L'AMI VÉRITABLE
Rm 15, 7-13 ; Lc 6, 39-45
(25 septembre 2002)
Homélie du Frère Yves HABERT
|
L |
e petit titre de la Bible dit à propos de ce passage de l'évangile que nous venons d'entendre : conditions du zèle. Il y aurait donc un zèle qui serait importun ? Il y aurait donc une manière d'être zélé pour Dieu qui soit importune ? Ou de se soucier de son frère ? On y parle d'un aveugle qui guide un autre aveugle. On parle peut-être de ces personnes qui s'empressent de guider un aveugle, alors qu'il peut très bien avancer tout seul, qu'il a l'habitude de passer par ce chemin-là et qui se jettent sur lui quitte à le renverser pour le faire traverser, peut-être contre son gré, il n'avait pas envie d'aller par là ! On y parle de cette poutre, de cette paille, cette parabole évidente. On y parle aussi du cœur. On voit bien que l'adresse vise directement ceux qui voudraient s'imposer à l'autre, qui ne voudraient pas d'abord rentrer dans une relation d'amitié qui est le préalable à tout zèle pour Dieu.
Le défaut des pharisiens, (et des pharisiennes, on n'en parle pas dans l'évangile, c'est Mauriac qui en parle), c'est d'être importuns pour Dieu. Jésus veut les faire entrer d'abord dans cette sorte de préalable de l'amitié. Deux caractéristiques de l'amitié qui me reviennent à ce propos, c'est que l'amitié si elle est vraie, n'exige pas forcément la présence de l'autre dans l'immédiat, la présence permanente de l'autre. L'amitié si elle est vraie, se contente très bien de savoir que l'autre existe, et elle se nourrit de l'existence, de la vie de l'autre, de ce que l'autre fait, même s'il n'est pas forcément à mes côtés, même s'il est à quelque distance de moi.
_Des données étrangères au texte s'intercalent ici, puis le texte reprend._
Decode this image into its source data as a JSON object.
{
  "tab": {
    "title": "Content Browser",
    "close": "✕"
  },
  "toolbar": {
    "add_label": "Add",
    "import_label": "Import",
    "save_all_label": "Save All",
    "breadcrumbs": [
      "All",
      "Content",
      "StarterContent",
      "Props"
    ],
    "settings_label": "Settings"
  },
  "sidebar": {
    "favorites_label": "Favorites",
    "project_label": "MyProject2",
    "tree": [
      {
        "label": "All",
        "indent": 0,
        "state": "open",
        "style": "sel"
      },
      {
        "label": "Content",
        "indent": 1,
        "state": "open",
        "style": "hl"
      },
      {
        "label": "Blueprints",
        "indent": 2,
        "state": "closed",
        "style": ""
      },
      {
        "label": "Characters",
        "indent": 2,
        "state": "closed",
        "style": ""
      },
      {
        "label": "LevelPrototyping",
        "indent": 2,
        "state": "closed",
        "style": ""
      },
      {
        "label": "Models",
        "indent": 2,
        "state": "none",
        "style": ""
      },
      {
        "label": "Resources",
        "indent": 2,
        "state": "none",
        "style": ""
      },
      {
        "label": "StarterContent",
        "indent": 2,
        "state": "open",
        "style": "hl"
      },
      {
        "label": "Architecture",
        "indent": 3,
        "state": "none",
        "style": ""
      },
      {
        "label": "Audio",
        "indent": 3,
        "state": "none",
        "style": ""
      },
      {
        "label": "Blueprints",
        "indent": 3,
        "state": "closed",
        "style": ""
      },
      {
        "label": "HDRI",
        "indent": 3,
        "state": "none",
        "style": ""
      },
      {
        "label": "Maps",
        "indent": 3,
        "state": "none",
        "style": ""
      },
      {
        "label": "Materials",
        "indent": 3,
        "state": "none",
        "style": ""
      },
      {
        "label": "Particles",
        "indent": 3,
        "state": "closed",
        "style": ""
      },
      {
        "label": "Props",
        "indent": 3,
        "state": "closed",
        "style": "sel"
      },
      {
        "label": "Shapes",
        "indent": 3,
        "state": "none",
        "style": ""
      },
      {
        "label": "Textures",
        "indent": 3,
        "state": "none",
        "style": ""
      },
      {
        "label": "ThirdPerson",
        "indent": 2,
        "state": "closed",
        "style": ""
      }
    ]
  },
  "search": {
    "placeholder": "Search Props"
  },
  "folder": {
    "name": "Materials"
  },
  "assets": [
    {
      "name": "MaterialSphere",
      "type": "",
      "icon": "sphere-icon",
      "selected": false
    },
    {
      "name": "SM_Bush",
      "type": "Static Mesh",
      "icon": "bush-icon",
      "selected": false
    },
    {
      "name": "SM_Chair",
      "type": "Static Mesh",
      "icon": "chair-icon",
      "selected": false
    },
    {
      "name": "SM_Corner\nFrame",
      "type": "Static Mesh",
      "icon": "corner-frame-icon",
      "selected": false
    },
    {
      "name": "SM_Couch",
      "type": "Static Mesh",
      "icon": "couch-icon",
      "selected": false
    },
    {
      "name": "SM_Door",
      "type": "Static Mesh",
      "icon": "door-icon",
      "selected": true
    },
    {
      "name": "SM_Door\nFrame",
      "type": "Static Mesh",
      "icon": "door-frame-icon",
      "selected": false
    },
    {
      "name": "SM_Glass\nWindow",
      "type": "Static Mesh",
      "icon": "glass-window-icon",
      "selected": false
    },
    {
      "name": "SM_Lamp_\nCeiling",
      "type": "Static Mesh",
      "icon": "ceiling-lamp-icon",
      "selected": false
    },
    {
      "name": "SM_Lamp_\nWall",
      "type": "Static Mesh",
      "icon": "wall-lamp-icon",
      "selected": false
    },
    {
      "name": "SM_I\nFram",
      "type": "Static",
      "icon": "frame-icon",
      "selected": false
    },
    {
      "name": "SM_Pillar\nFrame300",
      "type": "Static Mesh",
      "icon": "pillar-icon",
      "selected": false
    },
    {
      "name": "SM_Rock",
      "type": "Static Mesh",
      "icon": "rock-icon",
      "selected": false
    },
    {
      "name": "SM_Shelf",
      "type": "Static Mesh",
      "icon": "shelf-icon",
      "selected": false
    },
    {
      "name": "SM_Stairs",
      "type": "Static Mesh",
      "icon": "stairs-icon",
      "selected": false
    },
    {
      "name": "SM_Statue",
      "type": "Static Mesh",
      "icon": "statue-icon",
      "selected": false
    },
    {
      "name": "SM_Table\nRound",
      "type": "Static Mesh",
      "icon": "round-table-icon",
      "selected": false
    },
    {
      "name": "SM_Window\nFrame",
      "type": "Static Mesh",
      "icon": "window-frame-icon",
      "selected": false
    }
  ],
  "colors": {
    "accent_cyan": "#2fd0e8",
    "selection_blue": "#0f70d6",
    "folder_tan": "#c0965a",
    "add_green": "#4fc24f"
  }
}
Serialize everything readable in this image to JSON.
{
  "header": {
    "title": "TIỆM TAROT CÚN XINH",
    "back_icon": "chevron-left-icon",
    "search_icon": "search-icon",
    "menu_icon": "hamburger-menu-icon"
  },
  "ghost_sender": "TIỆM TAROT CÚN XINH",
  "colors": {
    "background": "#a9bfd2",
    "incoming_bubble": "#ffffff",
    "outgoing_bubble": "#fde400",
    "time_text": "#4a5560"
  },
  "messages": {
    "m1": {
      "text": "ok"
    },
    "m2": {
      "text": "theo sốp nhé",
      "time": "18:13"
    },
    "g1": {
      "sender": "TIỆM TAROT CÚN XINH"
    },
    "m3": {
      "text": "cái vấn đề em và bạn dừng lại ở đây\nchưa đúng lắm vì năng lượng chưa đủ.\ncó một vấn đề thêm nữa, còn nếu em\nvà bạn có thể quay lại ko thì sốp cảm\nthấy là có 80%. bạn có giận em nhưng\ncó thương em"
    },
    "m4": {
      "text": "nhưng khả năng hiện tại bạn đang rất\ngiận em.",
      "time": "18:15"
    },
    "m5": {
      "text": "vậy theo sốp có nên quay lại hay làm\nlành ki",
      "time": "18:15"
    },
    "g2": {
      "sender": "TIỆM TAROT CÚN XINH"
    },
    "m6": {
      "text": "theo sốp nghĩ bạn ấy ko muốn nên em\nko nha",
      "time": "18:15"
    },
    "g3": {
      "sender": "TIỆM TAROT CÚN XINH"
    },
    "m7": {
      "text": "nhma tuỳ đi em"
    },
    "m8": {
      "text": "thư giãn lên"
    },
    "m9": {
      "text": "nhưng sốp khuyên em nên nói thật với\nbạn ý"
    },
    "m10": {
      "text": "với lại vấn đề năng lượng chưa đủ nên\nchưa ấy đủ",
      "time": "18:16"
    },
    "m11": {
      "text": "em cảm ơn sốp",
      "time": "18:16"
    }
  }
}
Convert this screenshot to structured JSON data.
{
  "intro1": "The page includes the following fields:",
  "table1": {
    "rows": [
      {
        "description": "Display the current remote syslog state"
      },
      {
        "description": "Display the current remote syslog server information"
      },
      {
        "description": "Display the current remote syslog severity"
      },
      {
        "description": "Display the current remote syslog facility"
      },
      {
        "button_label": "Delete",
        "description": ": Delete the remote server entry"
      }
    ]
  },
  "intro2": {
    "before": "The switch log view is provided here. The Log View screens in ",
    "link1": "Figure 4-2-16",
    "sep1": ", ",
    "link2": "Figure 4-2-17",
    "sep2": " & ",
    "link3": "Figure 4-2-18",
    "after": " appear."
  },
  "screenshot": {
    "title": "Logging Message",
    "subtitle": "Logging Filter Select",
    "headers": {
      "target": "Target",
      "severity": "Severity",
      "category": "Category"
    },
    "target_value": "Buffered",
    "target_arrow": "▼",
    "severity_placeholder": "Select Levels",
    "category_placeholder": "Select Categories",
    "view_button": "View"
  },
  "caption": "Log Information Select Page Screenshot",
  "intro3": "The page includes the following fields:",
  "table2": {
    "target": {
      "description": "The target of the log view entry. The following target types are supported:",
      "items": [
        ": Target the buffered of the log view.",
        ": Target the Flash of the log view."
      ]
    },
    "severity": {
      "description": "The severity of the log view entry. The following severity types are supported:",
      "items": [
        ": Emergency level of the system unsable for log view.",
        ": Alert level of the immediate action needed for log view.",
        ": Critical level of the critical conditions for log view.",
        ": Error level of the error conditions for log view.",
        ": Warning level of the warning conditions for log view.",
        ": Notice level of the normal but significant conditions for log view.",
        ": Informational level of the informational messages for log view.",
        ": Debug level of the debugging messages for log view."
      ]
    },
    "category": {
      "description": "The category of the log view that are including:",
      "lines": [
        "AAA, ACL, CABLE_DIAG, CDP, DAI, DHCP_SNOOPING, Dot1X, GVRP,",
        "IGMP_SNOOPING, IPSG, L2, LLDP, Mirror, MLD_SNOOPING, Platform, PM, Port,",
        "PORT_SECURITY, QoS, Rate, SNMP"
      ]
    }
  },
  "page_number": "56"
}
La véritable amitié ne suppose pas la présence de l'être aimé dans l'entourage immédiat, elle permet en quelque sorte à l'être aimé, de vivre, d'être lui-même. Mais ce qui est très intéressant dans l'amitié et ce qui nous permet d'y trouver le réconfort de toute notre vie, c'est de savoir que l'autre existe et que l'on peut compter sur lui, que l'on peut tirer la sonnette, que cette personne est là. Mais on ne doutera jamais de son absence, même si on n'est pas là l'un à côté de l'autre. On sait qu'il est là, qu'on peut compter sur lui, c'est peut-être cela que les pharisiens ont du mal à comprendre, parce qu'ils voudraient rapprocher tellement Dieu, d'eux-mêmes, qu'ils ne feraient plus qu'un, alors que c'est très important de savoir que Dieu existe, que nous sommes dans une relation d'amitié avec Lui, mais que Dieu n'est pas immédiatement tout près de moi, mais on sait qu'Il est là et qu'on peut compter sur Lui. C'est la première chose.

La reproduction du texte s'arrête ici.